I don't want to bore you with too many, but there are plenty more. I gave a warm-up this week of distinguishing between homophones--words that sound alike. For Ukrainians, the short i sound is very hard to make, as in birthday, ship, liver, and so on. There's no equivalent sound in Russian or Ukrainian (or many other languages, actually, it's a very English sound). So a lot of Ukrainians pronounce it "ee," hear that sound reinforced by everyone else they're around, and assume they're speaking correctly. As a result, many Ukrainians will tell you proudly that they leave in Ukraine, that you can take a river cruise in Kiev on a sheep, the sounds of beards in the trees is a beautiful sign of spring, and that their beersday (th is also hard) is coming up soon, will you come to the party?
I would be lying if I said I didn't assign this task partly to have a good chuckle at my students' expense, but the accent is something that needs work. It's usually fine because of context (no one reasonable would ever assume you're going to ride a sheep across a body of water), but they should at least be aware that it's pronounced "it," not "eat."
Anyway, I survived winter 2012--the two weeks that it lasted.

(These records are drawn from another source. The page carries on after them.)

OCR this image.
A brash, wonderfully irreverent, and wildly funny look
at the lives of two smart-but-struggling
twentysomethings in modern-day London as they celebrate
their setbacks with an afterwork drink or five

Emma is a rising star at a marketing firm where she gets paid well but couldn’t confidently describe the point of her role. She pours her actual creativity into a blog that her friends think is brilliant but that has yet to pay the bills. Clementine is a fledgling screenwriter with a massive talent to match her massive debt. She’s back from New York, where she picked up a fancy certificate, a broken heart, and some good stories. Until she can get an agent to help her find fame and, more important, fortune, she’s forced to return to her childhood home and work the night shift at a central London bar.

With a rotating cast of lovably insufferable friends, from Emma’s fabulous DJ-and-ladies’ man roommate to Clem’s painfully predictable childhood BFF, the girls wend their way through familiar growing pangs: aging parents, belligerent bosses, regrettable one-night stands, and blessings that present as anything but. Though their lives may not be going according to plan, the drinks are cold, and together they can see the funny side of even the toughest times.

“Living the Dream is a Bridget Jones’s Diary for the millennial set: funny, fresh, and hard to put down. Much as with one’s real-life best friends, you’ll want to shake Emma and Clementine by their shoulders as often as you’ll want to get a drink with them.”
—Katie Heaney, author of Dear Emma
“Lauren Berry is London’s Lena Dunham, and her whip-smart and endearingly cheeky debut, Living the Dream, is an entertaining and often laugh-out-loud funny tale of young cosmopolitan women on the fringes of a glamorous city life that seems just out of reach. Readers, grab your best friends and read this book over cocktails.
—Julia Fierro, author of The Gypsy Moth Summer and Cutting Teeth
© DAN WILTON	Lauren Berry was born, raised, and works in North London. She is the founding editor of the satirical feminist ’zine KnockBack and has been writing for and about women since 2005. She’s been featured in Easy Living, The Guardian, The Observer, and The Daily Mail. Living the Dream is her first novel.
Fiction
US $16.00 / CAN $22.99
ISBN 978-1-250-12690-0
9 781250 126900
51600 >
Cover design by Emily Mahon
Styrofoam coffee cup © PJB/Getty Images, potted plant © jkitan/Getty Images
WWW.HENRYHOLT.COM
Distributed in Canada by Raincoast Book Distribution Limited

The temperature plummeted at the start of this month, to subzero (in Farenheit) highs for over a week. It so happened that I submitted an online comment to BBC News about the cold snap in Eastern Europe and was contacted by BBC reporters about twenty times in the following week. My friend Caroline called them "BBC, aka needy girlfriend." But the cold abated, and now it's getting above freezing every day. I even dare to go out without a hat. The season now is not really winter or spring, but распутица (rasputitsa). It's basically the time preceding and following snowfall where everything is muddy and slushy. But spring is coming once again. Or so I hope.
On March 3, I'm putting on a sort of mini-camp for my students at school. I have about nine people--seven volunteers, a Ukrainian teacher, and a British teacher--coming in to help with it, and about 40 students signed up for it. I daresay I'm even excited about it. But what I'm really excited about is my work for Camp Republic II this summer. I'm writing the game that will dominate the camp schedule, and it centers around the political struggle in the Roman Republic following Caesar's assassination. If you know anything about me, you should probably know that Roman history is one of my few true passions in life, and that late Republican history is my favorite part of the whole. If only Caesar (the dog) could be here in July for the camp. He would make a swell mascot.